Liang and his wife Lin Huiyin, who also studied at Penn (and was Maya Lin’s aunt), became the most prominent of the so-called “First Generation” of modern Chinese architects. The couple traveled throughout China in the 1930s documenting ancient temples and advocating for their preservation. Later they designed the Monument to the People’s Heroes, an obelisk that still stands in Tiananmen Square. In 1949, Liang developed a plan for Beijing that would have preserved its impressive city walls, watchtowers, and hutong neighborhoods while accommodating new construction outside the historic core. He also served as China’s representative on the team of architects who designed the United Nations Headquarters in New York.

The first part of the exhibition offers quick biographical information on each of the 23 Chinese students at Penn, photographs of them in Philadelphia, and reproductions of some of their work at the school. It then presents a series of projects they built when they returned to China, using drawings, models created for this exhibition, and photographs. “The work shows a spectrum of approaches and an evolution of styles” from neo-classical to modern, says Lin. It also ranges in building type, from houses and apartment buildings to railroad stations and educational facilities.

Upstairs in the Fine Arts Library, the exhibition looks at six recent projects, three by Yung Ho Chang’s Beijing-based firm Atelier FCJZ and three by Wang Shu’s Hangzhou-based firm Amateur Architecture Studio. While both architects work with their wives (Chang with Lu Lijia and Wang with Lu Wenyu), the focus here is on the two men—an omission most evident in video interviews with just the guys.
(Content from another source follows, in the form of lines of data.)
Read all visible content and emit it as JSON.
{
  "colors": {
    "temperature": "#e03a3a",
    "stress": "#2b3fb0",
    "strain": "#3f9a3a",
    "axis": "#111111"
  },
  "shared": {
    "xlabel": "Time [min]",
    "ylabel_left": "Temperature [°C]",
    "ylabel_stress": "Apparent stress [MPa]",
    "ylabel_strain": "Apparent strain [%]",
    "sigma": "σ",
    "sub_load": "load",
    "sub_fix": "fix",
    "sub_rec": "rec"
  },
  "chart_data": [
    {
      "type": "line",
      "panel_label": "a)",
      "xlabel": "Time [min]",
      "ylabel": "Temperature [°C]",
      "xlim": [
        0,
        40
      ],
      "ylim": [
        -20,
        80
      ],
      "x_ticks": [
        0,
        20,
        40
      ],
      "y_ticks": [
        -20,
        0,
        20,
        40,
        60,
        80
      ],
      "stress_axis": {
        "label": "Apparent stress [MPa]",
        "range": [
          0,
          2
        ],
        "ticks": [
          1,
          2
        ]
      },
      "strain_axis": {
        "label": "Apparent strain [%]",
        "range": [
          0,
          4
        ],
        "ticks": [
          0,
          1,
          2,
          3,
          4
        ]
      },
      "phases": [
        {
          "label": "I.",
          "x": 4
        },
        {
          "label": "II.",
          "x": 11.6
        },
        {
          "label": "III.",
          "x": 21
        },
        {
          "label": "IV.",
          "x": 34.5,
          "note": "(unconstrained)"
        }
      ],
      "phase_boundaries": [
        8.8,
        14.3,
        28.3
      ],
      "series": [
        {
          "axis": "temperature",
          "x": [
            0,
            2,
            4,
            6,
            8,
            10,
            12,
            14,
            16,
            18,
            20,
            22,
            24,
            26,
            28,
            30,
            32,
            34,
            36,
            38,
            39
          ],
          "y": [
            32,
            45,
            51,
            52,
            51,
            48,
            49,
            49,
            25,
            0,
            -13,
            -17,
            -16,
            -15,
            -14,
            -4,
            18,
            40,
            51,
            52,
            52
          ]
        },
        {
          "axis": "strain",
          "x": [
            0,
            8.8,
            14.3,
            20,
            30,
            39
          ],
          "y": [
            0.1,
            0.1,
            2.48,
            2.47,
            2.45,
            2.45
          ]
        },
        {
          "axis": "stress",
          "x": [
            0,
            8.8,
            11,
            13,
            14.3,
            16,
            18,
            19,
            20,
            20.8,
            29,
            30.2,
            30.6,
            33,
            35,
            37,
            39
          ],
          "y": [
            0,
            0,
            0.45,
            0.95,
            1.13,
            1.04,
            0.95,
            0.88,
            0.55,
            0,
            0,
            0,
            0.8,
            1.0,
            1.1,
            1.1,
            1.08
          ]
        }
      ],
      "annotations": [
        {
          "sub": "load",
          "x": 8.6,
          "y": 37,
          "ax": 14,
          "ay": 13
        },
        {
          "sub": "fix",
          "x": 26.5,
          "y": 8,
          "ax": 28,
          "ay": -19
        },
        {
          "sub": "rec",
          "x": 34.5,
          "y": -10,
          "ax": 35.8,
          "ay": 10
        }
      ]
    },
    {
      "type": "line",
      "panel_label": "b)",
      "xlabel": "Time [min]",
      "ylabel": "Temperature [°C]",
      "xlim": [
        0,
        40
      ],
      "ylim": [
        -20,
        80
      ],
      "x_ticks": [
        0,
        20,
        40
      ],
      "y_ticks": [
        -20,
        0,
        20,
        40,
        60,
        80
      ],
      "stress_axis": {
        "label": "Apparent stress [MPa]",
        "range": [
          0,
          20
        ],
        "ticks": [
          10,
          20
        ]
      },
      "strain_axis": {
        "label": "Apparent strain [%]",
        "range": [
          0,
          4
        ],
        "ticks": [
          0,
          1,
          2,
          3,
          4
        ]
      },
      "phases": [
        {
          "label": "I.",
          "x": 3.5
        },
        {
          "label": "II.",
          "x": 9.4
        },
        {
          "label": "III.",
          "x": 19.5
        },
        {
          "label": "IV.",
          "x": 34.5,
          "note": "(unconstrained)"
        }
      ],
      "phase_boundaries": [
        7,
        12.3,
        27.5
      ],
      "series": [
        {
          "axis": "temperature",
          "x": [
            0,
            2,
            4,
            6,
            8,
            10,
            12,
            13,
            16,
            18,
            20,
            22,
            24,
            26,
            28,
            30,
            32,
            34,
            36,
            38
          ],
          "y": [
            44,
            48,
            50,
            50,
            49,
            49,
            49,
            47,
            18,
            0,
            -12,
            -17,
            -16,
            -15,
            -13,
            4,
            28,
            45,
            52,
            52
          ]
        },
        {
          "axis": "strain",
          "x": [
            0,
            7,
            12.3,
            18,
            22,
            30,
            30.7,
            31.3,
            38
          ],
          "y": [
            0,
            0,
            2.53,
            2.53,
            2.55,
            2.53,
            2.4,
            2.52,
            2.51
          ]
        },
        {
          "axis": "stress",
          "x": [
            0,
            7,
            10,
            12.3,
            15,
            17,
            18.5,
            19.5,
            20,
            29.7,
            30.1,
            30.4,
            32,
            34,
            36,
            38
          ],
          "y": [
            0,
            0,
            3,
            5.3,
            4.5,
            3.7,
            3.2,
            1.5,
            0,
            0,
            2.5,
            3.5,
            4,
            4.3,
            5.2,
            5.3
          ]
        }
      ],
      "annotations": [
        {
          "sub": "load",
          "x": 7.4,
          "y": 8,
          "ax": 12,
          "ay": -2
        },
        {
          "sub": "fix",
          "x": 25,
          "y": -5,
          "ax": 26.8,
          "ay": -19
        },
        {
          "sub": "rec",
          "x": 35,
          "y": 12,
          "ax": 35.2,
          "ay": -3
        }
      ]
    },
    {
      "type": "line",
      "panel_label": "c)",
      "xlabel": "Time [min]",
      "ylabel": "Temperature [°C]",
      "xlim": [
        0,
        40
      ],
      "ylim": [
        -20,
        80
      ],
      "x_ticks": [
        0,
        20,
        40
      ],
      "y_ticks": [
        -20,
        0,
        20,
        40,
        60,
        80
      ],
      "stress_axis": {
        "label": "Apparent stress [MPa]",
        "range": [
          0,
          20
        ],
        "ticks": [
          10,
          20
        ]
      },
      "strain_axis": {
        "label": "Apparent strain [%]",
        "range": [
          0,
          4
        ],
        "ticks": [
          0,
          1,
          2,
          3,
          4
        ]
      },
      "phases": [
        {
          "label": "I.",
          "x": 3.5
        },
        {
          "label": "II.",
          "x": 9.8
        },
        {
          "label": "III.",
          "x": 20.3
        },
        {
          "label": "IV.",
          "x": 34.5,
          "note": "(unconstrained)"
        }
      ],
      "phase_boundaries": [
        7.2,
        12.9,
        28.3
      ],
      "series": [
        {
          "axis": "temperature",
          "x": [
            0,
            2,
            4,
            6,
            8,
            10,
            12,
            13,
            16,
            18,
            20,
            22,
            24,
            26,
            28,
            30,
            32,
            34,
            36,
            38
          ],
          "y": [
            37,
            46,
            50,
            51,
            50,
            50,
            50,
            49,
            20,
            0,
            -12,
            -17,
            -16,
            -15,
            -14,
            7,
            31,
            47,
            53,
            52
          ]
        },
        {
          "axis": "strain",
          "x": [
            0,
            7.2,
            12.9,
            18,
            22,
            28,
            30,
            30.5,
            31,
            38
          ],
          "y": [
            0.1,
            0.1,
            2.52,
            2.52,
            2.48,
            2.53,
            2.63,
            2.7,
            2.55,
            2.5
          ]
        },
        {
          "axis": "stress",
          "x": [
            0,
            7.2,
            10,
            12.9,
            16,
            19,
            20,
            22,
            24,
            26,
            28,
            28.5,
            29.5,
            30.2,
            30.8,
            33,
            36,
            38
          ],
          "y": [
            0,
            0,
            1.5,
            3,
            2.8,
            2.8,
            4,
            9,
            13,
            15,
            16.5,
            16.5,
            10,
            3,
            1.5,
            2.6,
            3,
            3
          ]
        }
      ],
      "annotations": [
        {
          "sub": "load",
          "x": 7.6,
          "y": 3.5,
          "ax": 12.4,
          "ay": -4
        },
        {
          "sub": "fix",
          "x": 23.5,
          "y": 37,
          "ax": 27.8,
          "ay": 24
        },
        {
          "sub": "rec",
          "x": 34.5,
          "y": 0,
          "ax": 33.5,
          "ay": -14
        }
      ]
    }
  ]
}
The projects raise critical issues facing architects in China today—from integrating new construction within the fabric of existing communities (as seen in Chang’s Jishou Art Museum in Hunan Province and Wang’s Wencun Village in Zhejiang Province) to finding new approaches to higher education (Chang’s new Liangzhu campus for the China Academy of Art and Wang’s Wa Shan Guesthouse on the Xiangshan campus of the same school). The other two projects—Chang’s Studio Houses at the Dongqian Education Forum on the outskirts of Ningbo and Wang’s Ningbo History Museum—are powerful expressions of a new formalism, the first based on a series of geometric exercises and the second marrying monumental scale with the fine grain of recycled materials like brick and tile.

Empire State Building.

The history section of the exhibition. Photo by Ariel Genadt

The exhibition design by Ariel Genadt, who teaches at Penn and is another curator of the show, accommodates the small spaces (about 1,400 square feet in the archives and 1,200 square feet in the library) by employing simple moves—such as contrasting a few electric-green walls with gray ones and displaying text and images on freestanding, V-shaped screens upstairs, where nothing is allowed to touch the fabric of the Furness building.

Although the show’s two parts seem at first to be separate exhibitions, the gap between them is analogous to China’s leap from the difficult decades of the first half of the 20th century to the ambitious years of the 21st. As a whole, the endeavor serves as a welcome attempt to bridge two eras and the growing divide between the U.S. and China.